Prior to the VILT sessions, learners accessed Autodesk's learning management system for prerequisite courses and knowledge checks. After successfully completing prerequisites, learners could register for virtual sessions. Thanks to production crews and diligent preparation, the virtual sessions went very smoothly.
Autodesk eliminated nearly $1 million in travel expenses, reduced its carbon footprint by more than 1 million pounds of carbon emissions, and provided the necessary training for partners to sell and support their products. The VILT was so popular and efficient that a year later, many partners have adopted this method to deliver training to their customers.

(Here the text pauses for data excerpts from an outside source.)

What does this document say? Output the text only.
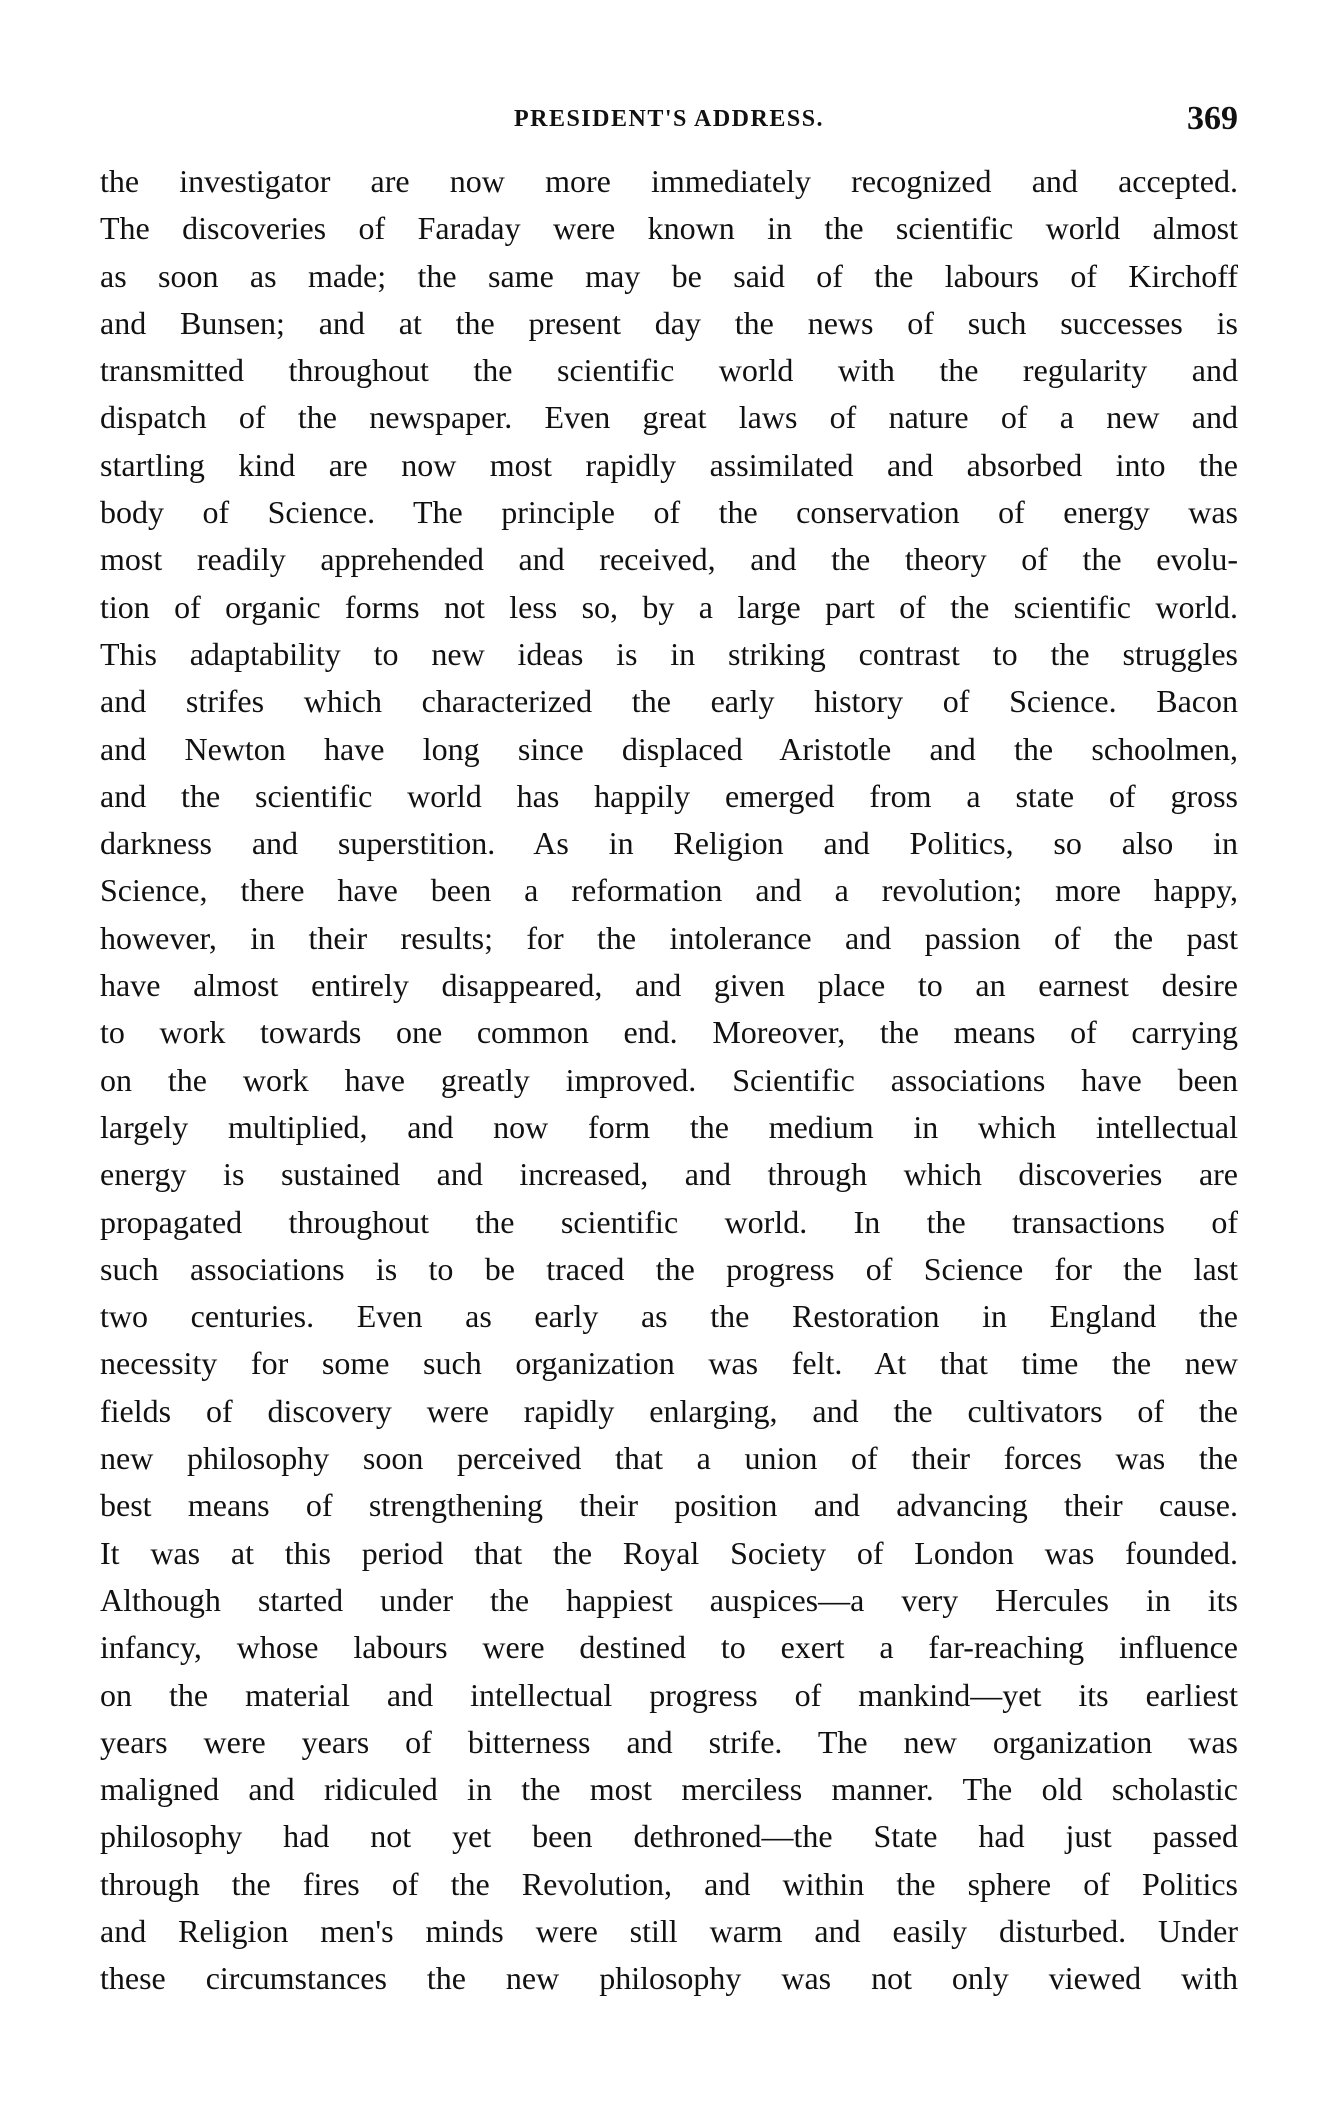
PRESIDENT'S ADDRESS.	369
the investigator are now more immediately recognized and accepted.
The discoveries of Faraday were known in the scientific world almost
as soon as made; the same may be said of the labours of Kirchoff
and Bunsen; and at the present day the news of such successes is
transmitted throughout the scientific world with the regularity and
dispatch of the newspaper. Even great laws of nature of a new and
startling kind are now most rapidly assimilated and absorbed into the
body of Science. The principle of the conservation of energy was
most readily apprehended and received, and the theory of the evolu-
tion of organic forms not less so, by a large part of the scientific world.
This adaptability to new ideas is in striking contrast to the struggles
and strifes which characterized the early history of Science. Bacon
and Newton have long since displaced Aristotle and the schoolmen,
and the scientific world has happily emerged from a state of gross
darkness and superstition. As in Religion and Politics, so also in
Science, there have been a reformation and a revolution; more happy,
however, in their results; for the intolerance and passion of the past
have almost entirely disappeared, and given place to an earnest desire
to work towards one common end. Moreover, the means of carrying
on the work have greatly improved. Scientific associations have been
largely multiplied, and now form the medium in which intellectual
energy is sustained and increased, and through which discoveries are
propagated throughout the scientific world. In the transactions of
such associations is to be traced the progress of Science for the last
two centuries. Even as early as the Restoration in England the
necessity for some such organization was felt. At that time the new
fields of discovery were rapidly enlarging, and the cultivators of the
new philosophy soon perceived that a union of their forces was the
best means of strengthening their position and advancing their cause.
It was at this period that the Royal Society of London was founded.
Although started under the happiest auspices—a very Hercules in its
infancy, whose labours were destined to exert a far-reaching influence
on the material and intellectual progress of mankind—yet its earliest
years were years of bitterness and strife. The new organization was
maligned and ridiculed in the most merciless manner. The old scholastic
philosophy had not yet been dethroned—the State had just passed
through the fires of the Revolution, and within the sphere of Politics
and Religion men's minds were still warm and easily disturbed. Under
these circumstances the new philosophy was not only viewed with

VILT can seem daunting. A successful event depends on the right technology for the content and audience, a lot of preparation, and much more than a few PowerPoint decks. Here are some recommendations to consider:
- Content over form. Don't let the tools eclipse the content. Quality content, not technology, will hold the learners' interest.

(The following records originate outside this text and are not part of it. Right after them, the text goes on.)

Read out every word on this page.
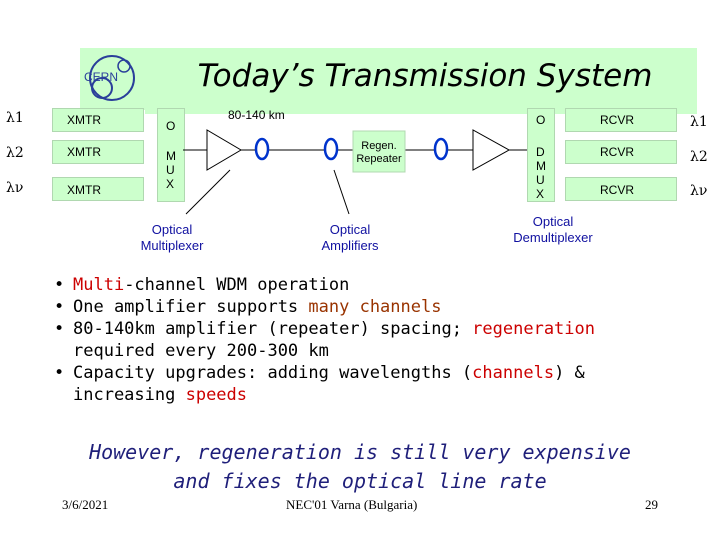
CERN	Today’s Transmission System
λ1
λ2
λν
XMTR
XMTR
XMTR
O
M
U
X
O
D
M
U
X
RCVR
RCVR
RCVR
λ1
λ2
λν
80-140 km
Regen.
Repeater
Optical
Multiplexer
Optical
Amplifiers
Optical
Demultiplexer
• Multi-channel WDM operation
• One amplifier supports many channels
• 80-140km amplifier (repeater) spacing; regeneration
required every 200-300 km
• Capacity upgrades: adding wavelengths (channels) &
increasing speeds
However, regeneration is still very expensive
and fixes the optical line rate
3/6/2021	NEC'01 Varna (Bulgaria)	29
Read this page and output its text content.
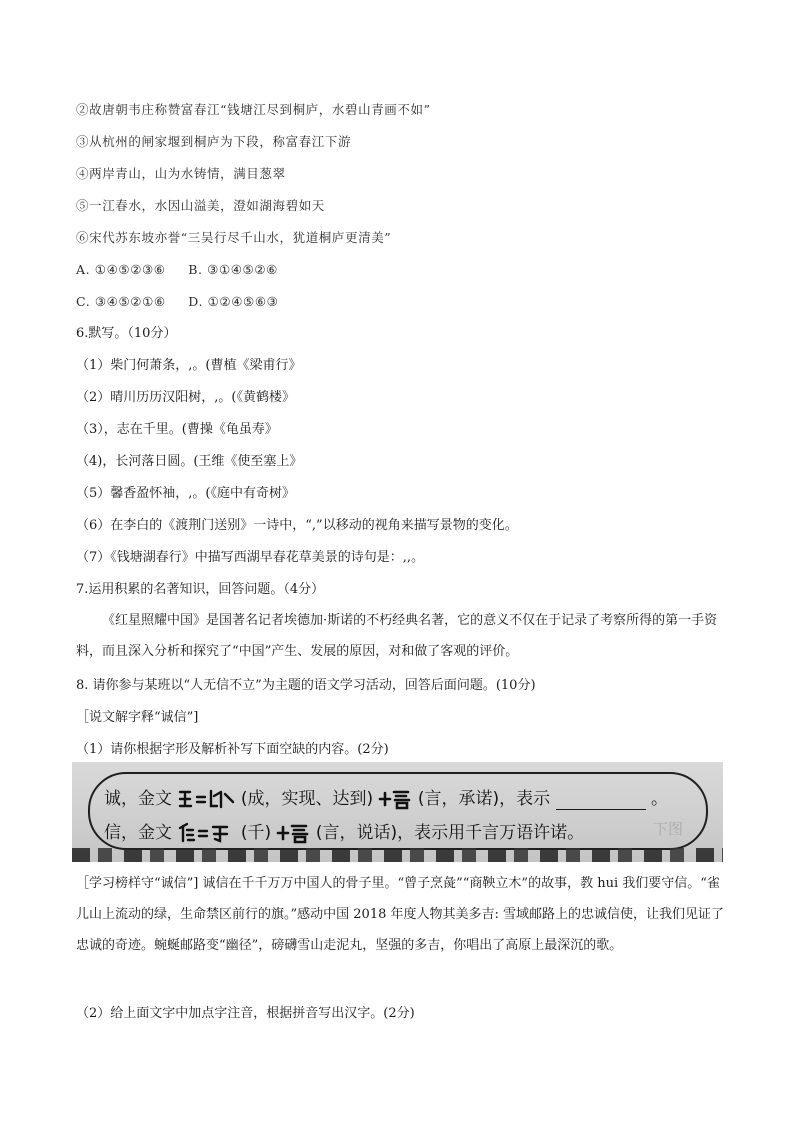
②故唐朝韦庄称赞富春江“钱塘江尽到桐庐，水碧山青画不如”
③从杭州的闸家堰到桐庐为下段，称富春江下游
④两岸青山，山为水铸情，满目葱翠
⑤一江春水，水因山溢美，澄如湖海碧如天
⑥宋代苏东坡亦誉“三吴行尽千山水，犹道桐庐更清美”
A. ①④⑤②③⑥ B. ③①④⑤②⑥
C. ③④⑤②①⑥ D. ①②④⑤⑥③
6.默写。（10分）
（1）柴门何萧条，,。(曹植《梁甫行》
（2）晴川历历汉阳树，,。(《黄鹤楼》
（3），志在千里。(曹操《龟虽寿》
（4)，长河落日圆。(王维《使至塞上》
（5）馨香盈怀袖，,。(《庭中有奇树》
（6）在李白的《渡荆门送别》一诗中，“,”以移动的视角来描写景物的变化。
（7）《钱塘湖春行》中描写西湖早春花草美景的诗句是：,,。
7.运用积累的名著知识，回答问题。（4分）
《红星照耀中国》是国著名记者埃德加·斯诺的不朽经典名著，它的意义不仅在于记录了考察所得的第一手资料，而且深入分析和探究了“中国”产生、发展的原因，对和做了客观的评价。
8. 请你参与某班以“人无信不立”为主题的语文学习活动，回答后面问题。(10分)
［说文解字释“诚信”]
（1）请你根据字形及解析补写下面空缺的内容。(2分)
诚，金文	(成，实现、达到)	(言，承诺)，表示	。
信，金文	(千)	(言，说话)，表示用千言万语许诺。	下图
［学习榜样守“诚信”] 诚信在千千万万中国人的骨子里。“曾子烹彘”“商鞅立木”的故事，教 hui 我们要守信。“雀儿山上流动的绿，生命禁区前行的旗。”感动中国 2018 年度人物其美多吉: 雪域邮路上的忠诚信使，让我们见证了忠诚的奇迹。蜿蜒邮路变“幽径”，磅礴雪山走泥丸，坚强的多吉，你唱出了高原上最深沉的歌。
（2）给上面文字中加点字注音，根据拼音写出汉字。(2分)
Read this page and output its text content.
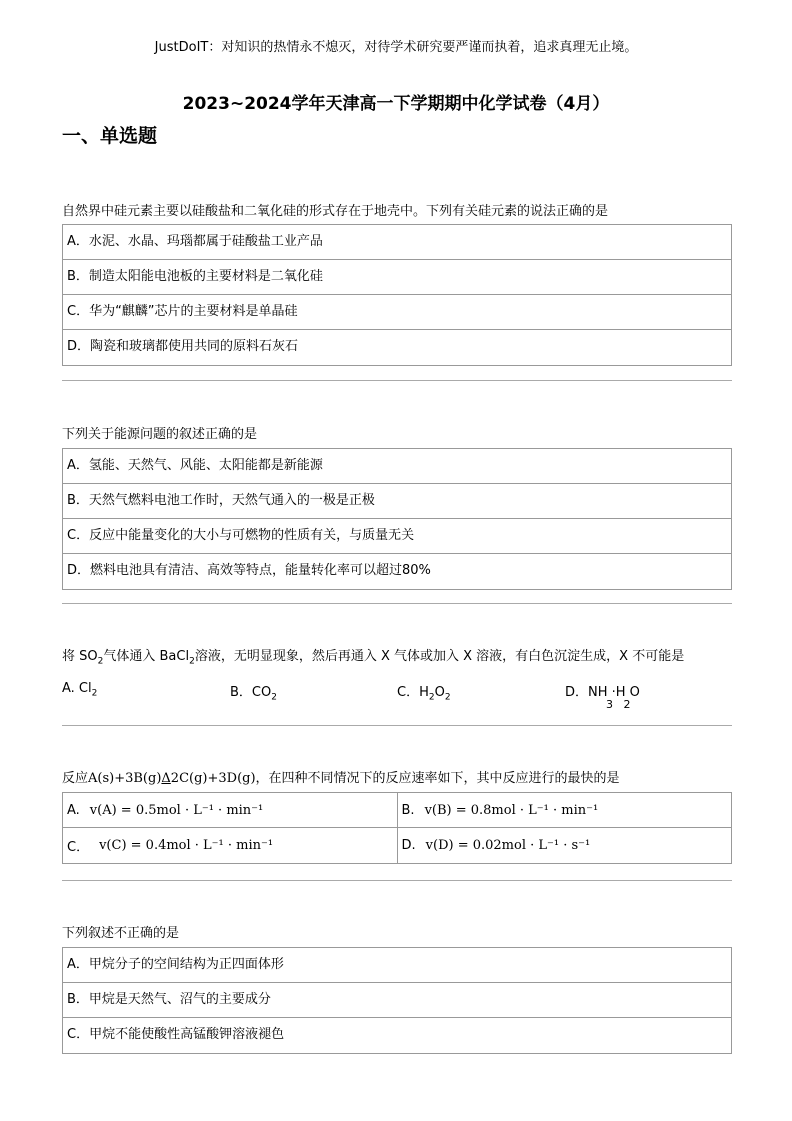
JustDoIT：对知识的热情永不熄灭，对待学术研究要严谨而执着，追求真理无止境。
2023~2024学年天津高一下学期期中化学试卷（4月）
一、单选题
自然界中硅元素主要以硅酸盐和二氧化硅的形式存在于地壳中。下列有关硅元素的说法正确的是
A．水泥、水晶、玛瑙都属于硅酸盐工业产品
B．制造太阳能电池板的主要材料是二氧化硅
C．华为“麒麟”芯片的主要材料是单晶硅
D．陶瓷和玻璃都使用共同的原料石灰石
下列关于能源问题的叙述正确的是
A．氢能、天然气、风能、太阳能都是新能源
B．天然气燃料电池工作时，天然气通入的一极是正极
C．反应中能量变化的大小与可燃物的性质有关，与质量无关
D．燃料电池具有清洁、高效等特点，能量转化率可以超过80%
将 $SO_2$气体通入 BaCl$_2$溶液，无明显现象，然后再通入 X 气体或加入 X 溶液，有白色沉淀生成，X 不可能是
A. $Cl_2$	B．$CO_2$	C．$H_2O_2$	D．NH ·H O
3   2
反应A(s)+3B(g)Δ2C(g)+3D(g)，在四种不同情况下的反应速率如下，其中反应进行的最快的是
A. v(A) = 0.5mol · L⁻¹ · min⁻¹	B. v(B) = 0.8mol · L⁻¹ · min⁻¹
C． v(C) = 0.4mol · L⁻¹ · min⁻¹	D. v(D) = 0.02mol · L⁻¹ · s⁻¹
下列叙述不正确的是
A．甲烷分子的空间结构为正四面体形
B．甲烷是天然气、沼气的主要成分
C．甲烷不能使酸性高锰酸钾溶液褪色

- Prepare the presenters. It's not uncommon for the most experienced traditional classroom instructors to struggle with teaching virtually. Intrepid's facilitator training taught instructors how to be powerful and dynamic presenters in a virtual environment. Linda Fane, lead producer of Intrepid Virtual Training, was pleased at the value and support her team offered. "We allowed the Autodesk presenters and content experts to focus on what they do best: explain and sell great software."

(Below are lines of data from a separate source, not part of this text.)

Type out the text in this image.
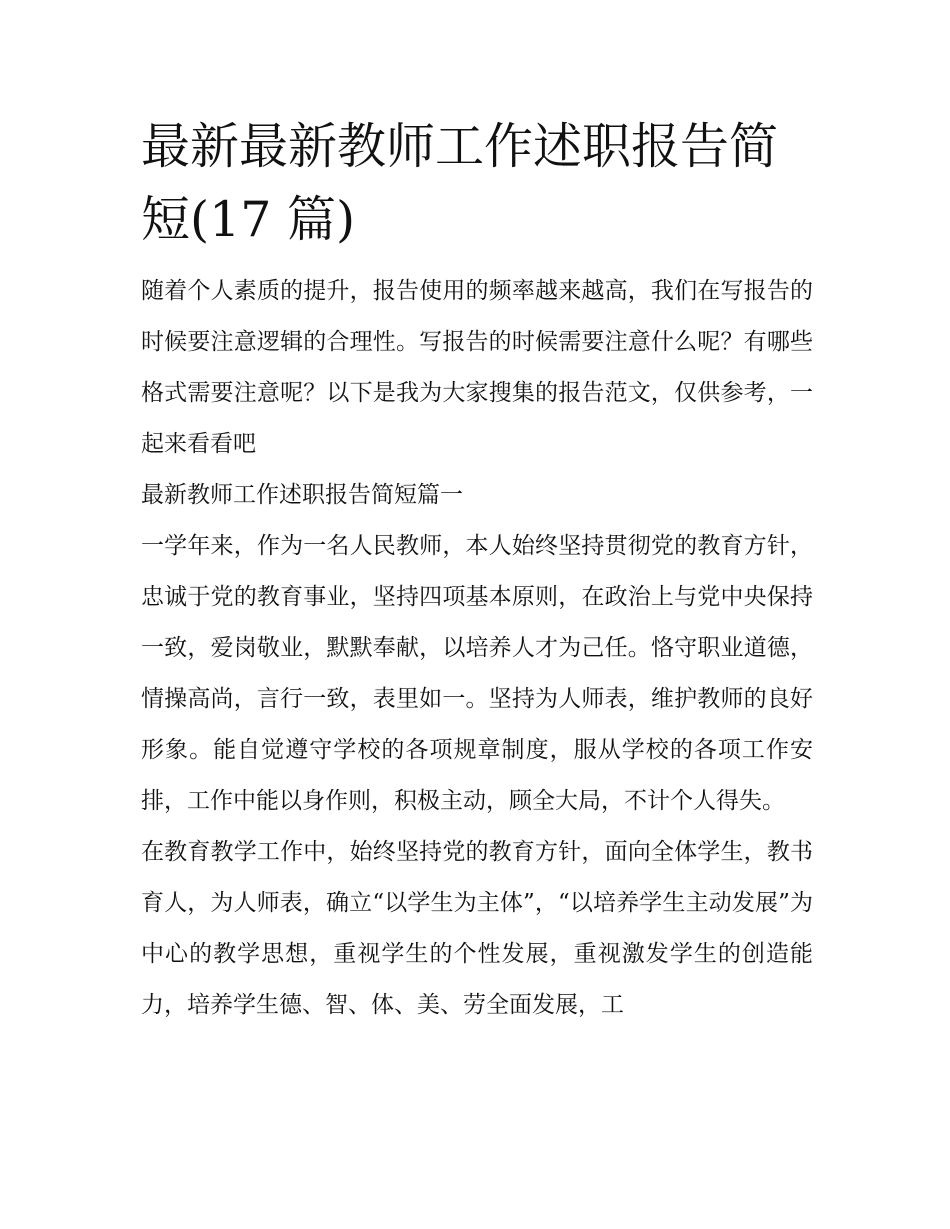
最新最新教师工作述职报告简短(17 篇)

随着个人素质的提升，报告使用的频率越来越高，我们在写报告的时候要注意逻辑的合理性。写报告的时候需要注意什么呢？有哪些格式需要注意呢？以下是我为大家搜集的报告范文，仅供参考，一起来看看吧

最新教师工作述职报告简短篇一

一学年来，作为一名人民教师，本人始终坚持贯彻党的教育方针，忠诚于党的教育事业，坚持四项基本原则，在政治上与党中央保持一致，爱岗敬业，默默奉献，以培养人才为己任。恪守职业道德，情操高尚，言行一致，表里如一。坚持为人师表，维护教师的良好形象。能自觉遵守学校的各项规章制度，服从学校的各项工作安排，工作中能以身作则，积极主动，顾全大局，不计个人得失。

在教育教学工作中，始终坚持党的教育方针，面向全体学生，教书育人，为人师表，确立“以学生为主体”，“以培养学生主动发展”为中心的教学思想，重视学生的个性发展，重视激发学生的创造能力，培养学生德、智、体、美、劳全面发展，工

- Importance of interaction. Virtual training can and should be much more than PowerPoint. "You can't have too much interaction," says Don Strimbu, manager of worldwide sales readiness at Autodesk. Frequent check-ins to ask questions, conduct an exercise, or take a quick poll not only kept participants' attention but indicated whether the audience was learning. Each session had a map for presenters to follow, and interactivity was strategically placed throughout the VILT.
- To chat or not to chat. It may be tempting to disable the chat feature if participants are misusing it, but Strimbu advises, "Don't shut down the chat window, it's the way you take the temperature of the room." Autodesk found that chat activity was directly proportional to how interesting the presenter was. If the presenter wasn't compelling, the chat pod would be very active with off-topic discussions.
- Where the savings are. Both Autodesk and Intrepid have the same clear message when it comes to expectations of cost savings: designing and producing content for VILT does not cut development costs. Regardless of the delivery method, content that holds learners' interest isn't cheap, and nothing takes the place of having a dedicated production team to make sure sessions go smoothly. However, rather than thinking about slashing the development budget, consider the other savings: time and travel costs for example.
By taking traditional classroom features such as expert instructors and quality content and combining them with innovative delivery techniques, Autodesk and Intrepid Learning Solutions created a virtual solution that met dual objectives: reduce travel expenses and time out-of-pocket. Just as important, highly interactive VILT satisfied the learners' need to deepen product knowledge to increase sales and service.